Fin des dysfonctionnements de l'Anef

Posée par Tristan Lahais (Écologiste et Social) au Ministère de l'intérieursans réponse à ce jour
La question — Tristan Lahais (ECOS)

M. Tristan Lahais interroge M. le ministre de l'intérieur sur le calendrier et les moyens alloués à la correction demandée par le Conseil d'État des dysfonctionnements de l'Anef (administration numérique pour les étrangers en France). Dans sa décision de justice du 5 mai 2026, le Conseil d'État a ordonné à l'État de corriger les dysfonctionnements de sa plateforme de demandes de titres de séjour. Le Conseil d'État « rappelle ainsi que toute administration chargée d'un service public doit garantir que ses usagers puissent effectivement accomplir leurs démarches et faire valoir leurs droits », après avoir pointé que ces dysfonctionnements « affectent gravement l'exercice de certains de leurs droits par les demandeurs » et entraînent « des ruptures dans le droit au séjour ». Pour illustrer cette réalité, nombreux sont les députés régulièrement interpellés en circonscription par des ressortissants étrangers.
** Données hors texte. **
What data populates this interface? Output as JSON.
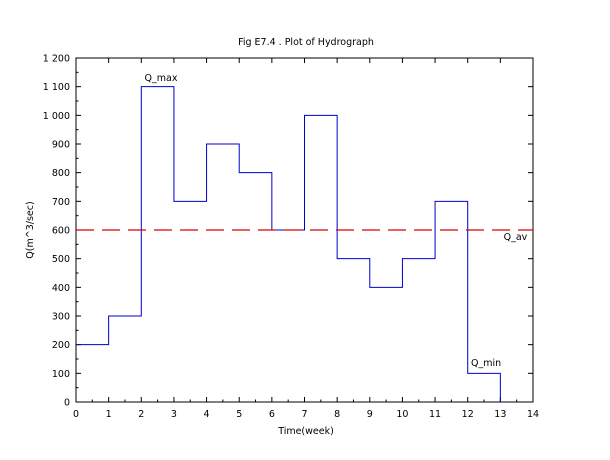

Ces derniers ont suivi l'ensemble des procédures afin de bénéficier, par exemple, d'un visa long séjour (VLT-TS), après avoir rejoint leur épouse ou leur mari dans le cadre d'un regroupement familial. Pour autant, l'absence comme le délai de réponse dépassent trop souvent le cadre législatif, les obligeant à une vie faite de restrictions notamment dans leurs déplacements du quotidien. La France est tenue à un accueil digne des ressortissants étrangers. Il lui demande quel calendrier et quels financements le Gouvernement a prévu afin de se mettre en conformité avec la décision de justice du Conseil d'État qui a donné un an à l'État pour agir.

Sans réponse à ce jour. Publiée le 7 juillet 2026, soit 42 jours d'attente. Le gouvernement dispose en principe de deux mois pour répondre à une question écrite ; les questions restées sans réponse tombent à la fin de la législature.